P: Geodata presentation, geovisualization and dissemination

While editing on the screen, the interactive graphic presentation form under modern graphic user interfaces the GUI plays the decisive role in communication between the user and the system. The most important basic functions such as display management, display, pan, zoom and window technology are provided here.

The results of spatial queries and analyses can then be presented in a wide variety of forms. In addition to maps, there are many other representations such as perspectives, longitudinal sections, visibility maps, cartographical diagrams, overlays of raster data and vector data, etc. (cf. Hake et al., 2013).

Thematic map on Sustainable Development Goals, an exercise in the GIS exercise section

Thematic map on Sustainable Development Goals, an exercise in the GIS exercise section.

In addition to map output, data presentation also includes various other output forms such as tables, diagrams, reports and multimedia components. For alphanumeric output, reports and lists can be generated that present database excerpts and thematic overviews. Ad hoc queries in SQL to examine the database according to certain criteria are just as important as permanently recurring queries, which are stored as macros and simplify daily work with the system. A comprehensive overview can be found in Bill, 2016, Chapter 8.

Diagram representation of the temporal behaviour of an SDG indicator

Diagram representation of the temporal behaviour of an SDG indicator

The possibility of enriching maps with images, video, audio, Virtual Reality or by a combination of the virtual world with the real world by means of Augmented Reality, facilitates a much better communication of plans with the citizens affected.

Geodata must also be made available to mobile users. For example, tablet or laptop computers equipped with GNSS can be used by the employees of an administration to maintain and update the extensive databases. The citizens of a city, the visitors or the potential investors already use geodata today and expect even more geodata on their smartphones in the future.

Today, data and results from GIS are regularly required by third parties in digital form for integrated further use for their own purposes and are to be made available in readable exchange formats to different software systems such as CAD, DTP, databases and word processing, possibly via the Internet/Intranet. The analog formats/cards are usually only used for legal proof. In the GIS environment, data can be exchanged either in raster or vector format. Raster data is a simple image of the visualization of the GIS content in black/white or color information for the individual pixels. Further attributive or relational information is missing. Common image processing formats include Tagged Image File Format (TIFF), JPEG Interchange Format (JPG) and Portable Network Graphics Format (PNG). These are suitable for exchanging 2D raster image data, such as aerial and satellite images or classified value fields in which the values are coded in a finite number of colors or grayscales. The geocoding (origin, cell width, orientation in the underlying coordinate system) of the image data can either be carried directly in specially extended formats (GeoTIFF) or stored in additional files (world files). Furthermore, some, mostly generic standard formats have been established for the exchange of 4D raster data with different topics, space and time reference systems. Examples are the Hierarchical Data Format (HDF), the Grid in Binary Format (GRIB) and the Network Common Data Format (netCDF), a binary file format that is machine-independent by specifying the byte order in the header. NetCDF has established itself as an open standard. These formats are also frequently used for the exchange of measurement and simulation data.
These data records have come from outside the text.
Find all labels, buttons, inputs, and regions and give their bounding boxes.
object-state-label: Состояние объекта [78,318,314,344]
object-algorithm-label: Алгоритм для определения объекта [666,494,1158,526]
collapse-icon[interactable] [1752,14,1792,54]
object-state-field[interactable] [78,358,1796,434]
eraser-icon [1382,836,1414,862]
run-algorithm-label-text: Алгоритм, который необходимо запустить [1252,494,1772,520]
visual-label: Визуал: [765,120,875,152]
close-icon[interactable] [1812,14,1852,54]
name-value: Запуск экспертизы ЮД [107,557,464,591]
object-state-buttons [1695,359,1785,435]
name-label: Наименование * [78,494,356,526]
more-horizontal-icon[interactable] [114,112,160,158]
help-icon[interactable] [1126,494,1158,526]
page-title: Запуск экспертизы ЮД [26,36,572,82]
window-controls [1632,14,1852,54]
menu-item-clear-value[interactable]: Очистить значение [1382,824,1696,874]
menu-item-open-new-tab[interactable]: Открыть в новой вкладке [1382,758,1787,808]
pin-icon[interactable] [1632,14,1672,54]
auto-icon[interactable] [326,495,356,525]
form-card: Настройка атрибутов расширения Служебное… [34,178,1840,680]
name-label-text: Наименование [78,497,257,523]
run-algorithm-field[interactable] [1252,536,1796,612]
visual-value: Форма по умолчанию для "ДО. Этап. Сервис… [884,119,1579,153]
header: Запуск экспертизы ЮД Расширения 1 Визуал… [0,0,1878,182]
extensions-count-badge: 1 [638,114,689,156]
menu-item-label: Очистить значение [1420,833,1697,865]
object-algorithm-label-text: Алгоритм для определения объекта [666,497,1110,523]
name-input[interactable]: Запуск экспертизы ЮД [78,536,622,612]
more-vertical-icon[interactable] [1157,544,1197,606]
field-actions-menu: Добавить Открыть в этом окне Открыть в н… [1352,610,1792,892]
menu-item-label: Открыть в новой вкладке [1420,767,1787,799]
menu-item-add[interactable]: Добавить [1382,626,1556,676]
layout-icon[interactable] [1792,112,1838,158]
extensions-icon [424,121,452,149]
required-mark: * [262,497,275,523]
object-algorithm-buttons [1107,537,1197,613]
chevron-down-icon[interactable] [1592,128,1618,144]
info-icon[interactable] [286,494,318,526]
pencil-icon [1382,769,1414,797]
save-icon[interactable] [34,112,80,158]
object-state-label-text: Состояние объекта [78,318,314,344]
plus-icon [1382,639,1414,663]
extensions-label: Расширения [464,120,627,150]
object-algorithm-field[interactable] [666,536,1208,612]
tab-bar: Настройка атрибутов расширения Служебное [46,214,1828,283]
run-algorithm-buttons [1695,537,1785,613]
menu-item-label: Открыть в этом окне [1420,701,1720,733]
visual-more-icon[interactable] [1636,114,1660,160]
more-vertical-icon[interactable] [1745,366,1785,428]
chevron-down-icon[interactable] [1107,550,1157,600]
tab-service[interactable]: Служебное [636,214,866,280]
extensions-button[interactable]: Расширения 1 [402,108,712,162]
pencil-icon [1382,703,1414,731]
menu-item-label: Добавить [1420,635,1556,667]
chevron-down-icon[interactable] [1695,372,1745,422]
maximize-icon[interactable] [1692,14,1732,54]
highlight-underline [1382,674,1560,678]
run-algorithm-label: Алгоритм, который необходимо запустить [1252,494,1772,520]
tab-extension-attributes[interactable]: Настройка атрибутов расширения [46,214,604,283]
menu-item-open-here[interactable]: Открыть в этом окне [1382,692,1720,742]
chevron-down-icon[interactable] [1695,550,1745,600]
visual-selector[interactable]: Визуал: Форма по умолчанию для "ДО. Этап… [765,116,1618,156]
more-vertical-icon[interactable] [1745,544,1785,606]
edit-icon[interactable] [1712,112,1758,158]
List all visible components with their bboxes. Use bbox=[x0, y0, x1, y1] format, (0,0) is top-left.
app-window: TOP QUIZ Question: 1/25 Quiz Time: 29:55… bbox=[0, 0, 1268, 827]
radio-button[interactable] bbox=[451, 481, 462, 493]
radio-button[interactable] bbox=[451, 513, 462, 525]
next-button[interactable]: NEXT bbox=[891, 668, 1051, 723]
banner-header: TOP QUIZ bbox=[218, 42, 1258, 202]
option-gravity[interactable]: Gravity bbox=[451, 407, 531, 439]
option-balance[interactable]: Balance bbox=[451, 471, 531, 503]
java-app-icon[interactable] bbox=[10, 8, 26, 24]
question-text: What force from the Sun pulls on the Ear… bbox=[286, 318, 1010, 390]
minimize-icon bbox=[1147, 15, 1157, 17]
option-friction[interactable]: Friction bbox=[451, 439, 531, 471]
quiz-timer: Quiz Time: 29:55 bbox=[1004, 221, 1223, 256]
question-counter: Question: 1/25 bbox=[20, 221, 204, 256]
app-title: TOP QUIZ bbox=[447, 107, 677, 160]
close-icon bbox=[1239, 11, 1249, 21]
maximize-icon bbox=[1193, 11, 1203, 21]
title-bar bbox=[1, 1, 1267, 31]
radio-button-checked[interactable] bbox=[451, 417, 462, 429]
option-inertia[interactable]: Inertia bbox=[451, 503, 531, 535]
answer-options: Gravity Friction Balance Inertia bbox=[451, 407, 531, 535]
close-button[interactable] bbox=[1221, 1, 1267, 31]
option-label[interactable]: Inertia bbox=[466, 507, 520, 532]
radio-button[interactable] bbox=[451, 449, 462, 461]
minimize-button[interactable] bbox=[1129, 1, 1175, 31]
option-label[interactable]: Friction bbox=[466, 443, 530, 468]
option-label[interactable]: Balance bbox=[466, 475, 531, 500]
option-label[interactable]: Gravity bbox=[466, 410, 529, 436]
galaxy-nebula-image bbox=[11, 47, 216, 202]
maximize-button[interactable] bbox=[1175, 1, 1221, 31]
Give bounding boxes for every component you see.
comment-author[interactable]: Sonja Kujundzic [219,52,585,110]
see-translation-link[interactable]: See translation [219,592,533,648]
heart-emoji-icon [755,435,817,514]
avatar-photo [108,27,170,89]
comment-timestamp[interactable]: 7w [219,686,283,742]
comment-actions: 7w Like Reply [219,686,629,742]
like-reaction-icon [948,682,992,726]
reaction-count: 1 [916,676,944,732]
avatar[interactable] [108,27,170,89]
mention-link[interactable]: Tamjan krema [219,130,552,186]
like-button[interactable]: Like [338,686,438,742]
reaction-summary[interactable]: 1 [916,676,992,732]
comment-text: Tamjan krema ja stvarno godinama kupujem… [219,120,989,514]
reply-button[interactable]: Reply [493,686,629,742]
In addition to raster formats, vector formats in particular are used for data exchange in the GIS environment. Initially, specific vector exchange formats between individual components were defined, partly for the sake of apparent simplicity and/or quality (e.g. the exchange formats EDBS (Uniform Database Interface) for ALK data and NAS (norm-based exchange format) in the AAA context) or to distinguish oneself from competitors as a manufacturer. Examples are formats such as dxf of the company Autodesk and the shape (SHP) of the company ESRI, which is widely used in GIS. Today, more and more standardized data exchange formats based on the Extensible Markup Language (XML) are used, especially for spatial data of the Geography Markup Language (GML) (see ISO 19136 Geoinformation - Geography Markup Language (GML)). These formats, which generally define spatial structures (points, lines, polygons in 2D or 3D), are extended for specific technical purposes, e.g. for water (WaterML), building (CityGML) or national cadastral areas (GeoInfoDok). In the international field, the OGC has been formed - in addition to the ISO standardization body with the 191xx family of standards - in which administrations, research institutions and companies collaborate to develop processes and spatial standards of the highest quality. In the example of the current cadastral system in Germany in the form of ALKIS, the standards-based exchange interface (Normbasierte Austauschschnittstelle NAS) including a user-related inventory data update (Nutzerbezogene Bestandsdatenaktualisierung NBA) was established as an exchange format. With NBA secondary data sets can be updated by differential data delivery. The provision of historical states is also possible here.